The protesters smashed glass and furniture, destroyed pictures and daubed walls with graffiti. While many of the protesters fled the scene without being arrested, local police later identified scores of them, including some of the 13 now on trial.

Rioting is punishable by up to 10 years in jail.

The seven who pleaded guilty included the former president of the University of Hong Kong's student union, Althea Suen, and pro-democracy activist Ventus Lau.

"I have never regretted fighting for freedom, justice, and democracy from the beginning to the end," Suen wrote in a Facebook post before the trial began.

"In 2023, I am in Hong Kong, in prison, but my mind remains free."

Six people pleaded not guilty, including actor Gregory Wong, and two reporters Wong Ka-ho and Ma Kai Chung. These six face additional charges of unlawful entry into the legislature and criminal damage which carries a maximum life sentence.

The trial is expected to last for 44 days.

"There is an end to all good and bad things," Wong told reporters outside the court. "No matter what the outcome, I think it's possible to be brave."

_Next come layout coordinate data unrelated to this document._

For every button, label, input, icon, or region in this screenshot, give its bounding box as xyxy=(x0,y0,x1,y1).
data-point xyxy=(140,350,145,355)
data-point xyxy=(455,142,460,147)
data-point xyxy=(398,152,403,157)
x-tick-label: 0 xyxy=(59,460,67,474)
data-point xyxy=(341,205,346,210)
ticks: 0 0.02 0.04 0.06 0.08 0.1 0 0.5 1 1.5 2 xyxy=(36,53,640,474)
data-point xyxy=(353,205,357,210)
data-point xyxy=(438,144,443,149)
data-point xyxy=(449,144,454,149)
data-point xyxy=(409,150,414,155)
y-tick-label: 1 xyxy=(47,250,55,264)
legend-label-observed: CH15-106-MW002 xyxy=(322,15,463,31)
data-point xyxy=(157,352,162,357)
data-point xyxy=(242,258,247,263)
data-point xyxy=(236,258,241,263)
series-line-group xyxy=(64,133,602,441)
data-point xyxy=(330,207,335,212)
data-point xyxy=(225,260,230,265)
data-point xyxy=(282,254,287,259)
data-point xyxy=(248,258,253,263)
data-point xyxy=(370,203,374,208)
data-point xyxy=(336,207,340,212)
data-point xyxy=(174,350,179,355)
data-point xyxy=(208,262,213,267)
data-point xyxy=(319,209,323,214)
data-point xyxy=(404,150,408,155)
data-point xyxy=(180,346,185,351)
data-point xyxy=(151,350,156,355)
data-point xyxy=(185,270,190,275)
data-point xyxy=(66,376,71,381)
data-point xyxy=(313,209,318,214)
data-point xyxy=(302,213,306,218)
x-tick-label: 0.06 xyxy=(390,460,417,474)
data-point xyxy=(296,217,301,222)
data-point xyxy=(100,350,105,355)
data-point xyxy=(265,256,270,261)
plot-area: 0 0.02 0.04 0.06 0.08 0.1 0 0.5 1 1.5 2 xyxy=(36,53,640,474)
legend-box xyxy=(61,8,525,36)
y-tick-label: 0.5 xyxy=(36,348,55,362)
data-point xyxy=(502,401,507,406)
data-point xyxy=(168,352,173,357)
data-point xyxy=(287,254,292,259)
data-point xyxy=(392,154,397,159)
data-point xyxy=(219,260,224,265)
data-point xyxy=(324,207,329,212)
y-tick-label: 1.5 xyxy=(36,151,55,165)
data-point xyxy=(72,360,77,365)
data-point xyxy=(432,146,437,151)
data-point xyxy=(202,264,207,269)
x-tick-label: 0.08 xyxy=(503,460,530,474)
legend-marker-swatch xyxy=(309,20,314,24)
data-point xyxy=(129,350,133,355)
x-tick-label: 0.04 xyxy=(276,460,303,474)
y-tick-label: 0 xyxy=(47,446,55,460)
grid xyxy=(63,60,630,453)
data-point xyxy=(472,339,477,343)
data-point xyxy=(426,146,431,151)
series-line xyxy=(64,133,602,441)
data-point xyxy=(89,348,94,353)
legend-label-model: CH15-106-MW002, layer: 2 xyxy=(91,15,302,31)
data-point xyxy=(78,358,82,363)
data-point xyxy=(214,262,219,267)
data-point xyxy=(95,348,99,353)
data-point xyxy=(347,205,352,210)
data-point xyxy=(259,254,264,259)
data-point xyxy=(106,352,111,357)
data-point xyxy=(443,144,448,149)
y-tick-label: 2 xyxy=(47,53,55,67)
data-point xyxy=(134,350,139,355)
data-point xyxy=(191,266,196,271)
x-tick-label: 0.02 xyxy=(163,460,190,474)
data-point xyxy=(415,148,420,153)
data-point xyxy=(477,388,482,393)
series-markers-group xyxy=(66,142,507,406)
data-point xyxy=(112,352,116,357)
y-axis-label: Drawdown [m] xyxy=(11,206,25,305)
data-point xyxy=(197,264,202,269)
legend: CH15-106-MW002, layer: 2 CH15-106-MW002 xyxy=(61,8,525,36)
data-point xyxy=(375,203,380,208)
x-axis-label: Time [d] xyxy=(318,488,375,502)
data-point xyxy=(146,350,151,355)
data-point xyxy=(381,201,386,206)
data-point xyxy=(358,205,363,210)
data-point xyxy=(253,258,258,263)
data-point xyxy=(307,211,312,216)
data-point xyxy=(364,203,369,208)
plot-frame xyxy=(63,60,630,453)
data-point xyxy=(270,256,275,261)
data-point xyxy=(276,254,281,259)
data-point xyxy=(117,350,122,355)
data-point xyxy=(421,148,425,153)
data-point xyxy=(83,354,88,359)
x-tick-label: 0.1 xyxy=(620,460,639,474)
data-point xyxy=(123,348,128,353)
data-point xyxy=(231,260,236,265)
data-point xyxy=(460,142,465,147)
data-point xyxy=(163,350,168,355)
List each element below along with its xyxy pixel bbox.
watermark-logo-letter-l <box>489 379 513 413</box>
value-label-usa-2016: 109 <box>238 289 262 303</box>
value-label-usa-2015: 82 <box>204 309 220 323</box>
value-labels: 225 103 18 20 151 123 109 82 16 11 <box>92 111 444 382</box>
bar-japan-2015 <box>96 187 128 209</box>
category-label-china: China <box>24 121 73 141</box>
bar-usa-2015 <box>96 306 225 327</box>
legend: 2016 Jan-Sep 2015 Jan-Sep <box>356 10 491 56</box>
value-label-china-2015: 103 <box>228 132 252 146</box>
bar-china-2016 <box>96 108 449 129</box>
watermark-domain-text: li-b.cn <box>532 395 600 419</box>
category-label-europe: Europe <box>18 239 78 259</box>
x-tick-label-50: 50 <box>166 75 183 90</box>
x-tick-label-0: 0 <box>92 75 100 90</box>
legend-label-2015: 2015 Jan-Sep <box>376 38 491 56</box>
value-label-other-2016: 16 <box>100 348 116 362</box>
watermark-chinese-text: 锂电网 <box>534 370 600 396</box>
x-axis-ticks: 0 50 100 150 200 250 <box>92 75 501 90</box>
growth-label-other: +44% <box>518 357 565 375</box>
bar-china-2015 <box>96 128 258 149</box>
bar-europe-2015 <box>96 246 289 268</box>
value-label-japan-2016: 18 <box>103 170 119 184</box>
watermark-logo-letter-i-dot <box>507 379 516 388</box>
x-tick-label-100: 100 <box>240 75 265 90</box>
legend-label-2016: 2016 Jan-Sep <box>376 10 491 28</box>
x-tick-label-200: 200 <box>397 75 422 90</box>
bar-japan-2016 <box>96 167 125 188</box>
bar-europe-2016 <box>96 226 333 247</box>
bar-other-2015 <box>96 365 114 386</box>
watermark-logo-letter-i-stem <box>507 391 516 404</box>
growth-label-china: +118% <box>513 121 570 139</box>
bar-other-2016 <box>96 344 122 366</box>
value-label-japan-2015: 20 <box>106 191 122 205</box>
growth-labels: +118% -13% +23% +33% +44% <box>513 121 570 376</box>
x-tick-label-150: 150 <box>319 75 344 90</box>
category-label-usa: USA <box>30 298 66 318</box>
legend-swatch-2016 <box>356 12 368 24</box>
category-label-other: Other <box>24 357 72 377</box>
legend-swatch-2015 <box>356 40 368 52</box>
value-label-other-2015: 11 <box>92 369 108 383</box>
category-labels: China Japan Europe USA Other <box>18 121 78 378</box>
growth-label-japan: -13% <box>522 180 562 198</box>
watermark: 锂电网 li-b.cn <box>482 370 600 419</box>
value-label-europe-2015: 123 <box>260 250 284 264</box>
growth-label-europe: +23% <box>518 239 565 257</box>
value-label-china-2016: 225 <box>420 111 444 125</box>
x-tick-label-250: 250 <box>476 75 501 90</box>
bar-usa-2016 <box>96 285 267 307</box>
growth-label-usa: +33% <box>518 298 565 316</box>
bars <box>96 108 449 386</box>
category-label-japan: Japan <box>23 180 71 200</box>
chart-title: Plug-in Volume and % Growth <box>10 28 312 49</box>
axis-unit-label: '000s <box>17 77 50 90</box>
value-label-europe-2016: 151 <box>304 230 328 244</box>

More than 10,200 protesters were arrested in connection to Hong Kong's anti-government, pro-democracy protests in 2019 over the since-withdrawn extradition bill, posing one of the biggest challenges to China's Communist Party leaders since Beijing's Tiananmen Square protests in 1989.

Around 2,900 have been prosecuted on charges linked to the protests so far.

Following the protests, China imposed a national security law on Hong Kong that was criticised by some Western governments as a tool of repression with scores of democrats and activists arrested, while major civil society groups and liberal media outlets were shut down.

Hong Kong and Chinese authorities say the security law has brought stability to the global financial hub.